Third, highest mean BTU in SPECT/CT was found in supero-lateral areas of the femur and patella, and in the postero-lateral tibial tray. Areas in the patella and around the tibial tray showed almost twice as high mean BTU values than femoral or stem and tip areas of the tibia. Therefore, one could argue that increased BTU at femoral areas and areas around the tibial stem or tip are more specific for identification of pathologies in patients with TKA. These findings are consistent with previous results of Awengen et al. who compared BTU distribution patterns in asymptomatic and symptomatic TKA patients [2]. However, in regards to correlations of BTU with pain or TKA characteristics, the results are less pretentious. Only an agreement between BTU and pain localisation could be shown. However, a finding which has already been described in the past [13]. Furthermore, the results suggested that increased BTU laterally at the stem and tip caused more constant pain, whereas BTU around the area of the tibial tray was increased in patients with pain aggravation in flexion. Men showed significantly higher BTU in the patella compared to women and CR knee systems showed higher BTU in femur and tibia. With regard to the latter, it can be speculated that CR knee systems generally allow for larger antero-posterior translation compared to PS systems based on the increased posterior slope (-12 to 3° in this cohort) [18], thereby generating more stress on the tibia and femur resulting in higher BTU [2, 14].
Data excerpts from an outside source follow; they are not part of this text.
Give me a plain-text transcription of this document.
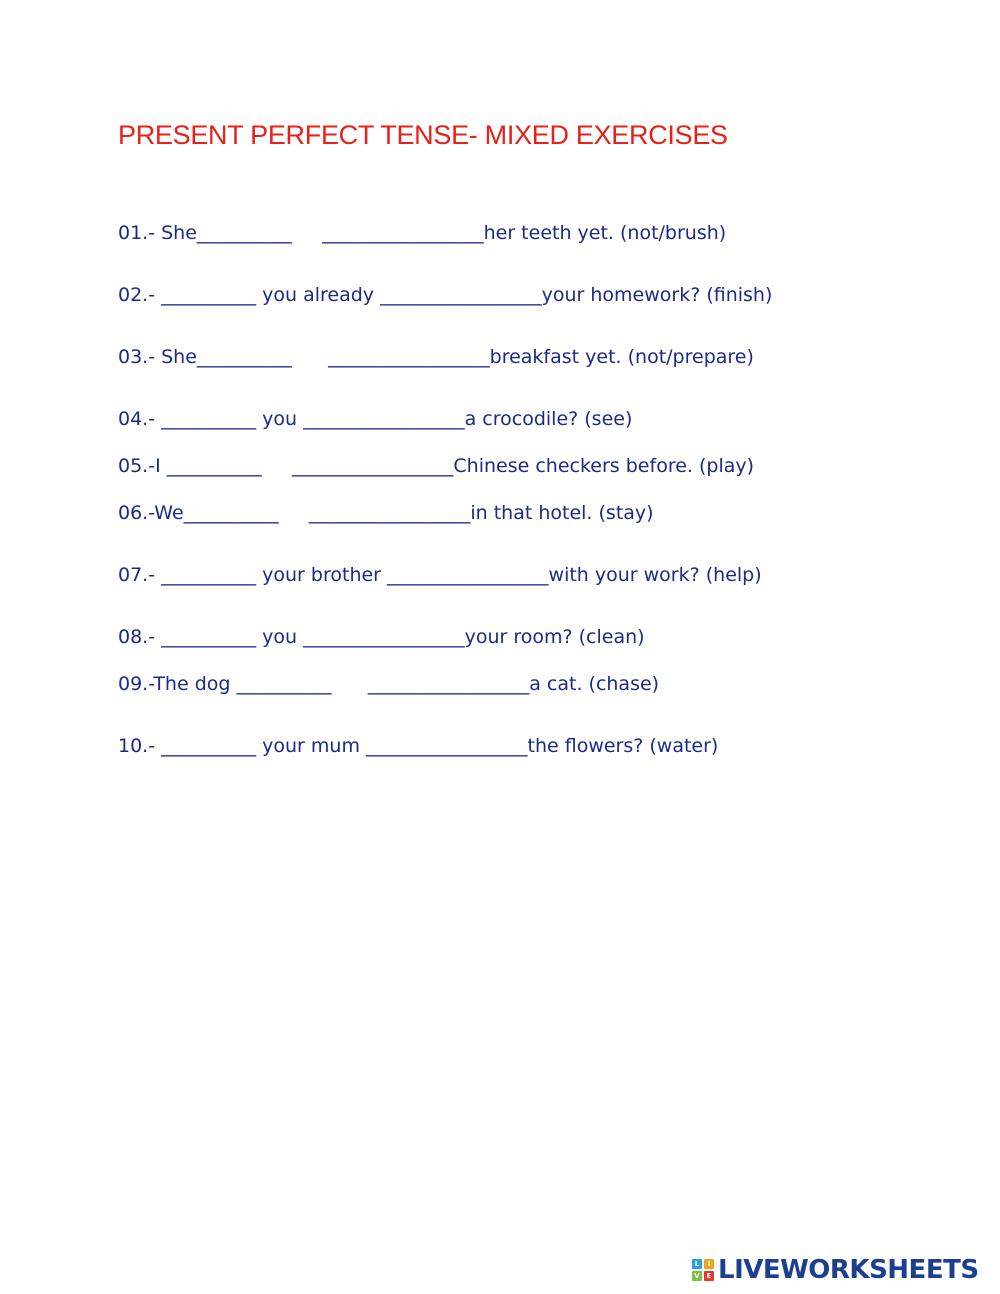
PRESENT PERFECT TENSE- MIXED EXERCISES
01.- She__________     _________________her teeth yet. (not/brush)
02.- __________ you already _________________your homework? (finish)
03.- She__________      _________________breakfast yet. (not/prepare)
04.- __________ you _________________a crocodile? (see)
05.-I __________     _________________Chinese checkers before. (play)
06.-We__________     _________________in that hotel. (stay)
07.- __________ your brother _________________with your work? (help)
08.- __________ you _________________your room? (clean)
09.-The dog __________      _________________a cat. (chase)
10.- __________ your mum _________________the flowers? (water)
L	I
V E LIVEWORKSHEETS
Several limitations of the present study have to be acknowledged. This was a retrospective series of prospectively collected 83 TKAs assigned to a specialized knee centre, operated by a team of different surgeons from various hospitals. Thus, a prospective study design including only painful TKAs from one surgeon would improve the comparability of the patient significantly. Another limitation is the restriction of underlying pathologies to anatomical and mechanical nature. It is a well-known fact, that psychological and social determinants play an important role in the perception of pain in patients after TKA [29]. However, these factors have not been assessed in this study. A more systematic and multidimensional pain assessment according to international guidelines should be aimed for in a future study.


The painful TKA remains a challenge for the surgeon [16]. Revision TKA for unexplained knee pain might harm even more. At 2 and 5 years after a TKA revision, pain is still reported three times more frequently than after a primary arthroplasty [32]. Therefore, before revising a TKA, it is inevitable to perform a conscientious and comprehensive clarification and evaluation of all eligible causes of failure. The clinician reviewing patients with a painful TKA should integrate as many variables as possible in the algorithm to reach the diagnosis. The evaluation of the TKA component positioning is an important part of this diagnostic process. The interpretation of the positioning, however, is very complex and often challenging even for experienced surgeons. The results of this study help to place component positioning in the overall context of the "painful knee arthroplasty" including specific pain patterns. Hence, these data support our hypothesis that specific TKA component positioning and BTU patterns can be correlated with typical pain characteristics.

The findings of this study add significant value to the previously published TKA pain patterns and further differentiate the clinical picture of a painful knee after TKA. Knowing these pain patterns to its utmost extent enables a prediction of the cause of the pain to be made as early as possible in the diagnostic process. If the causes of the described complaints are known, a decision for a necessary therapy can be made reliably and sustainably at an early stage before the state of pain becomes chronic.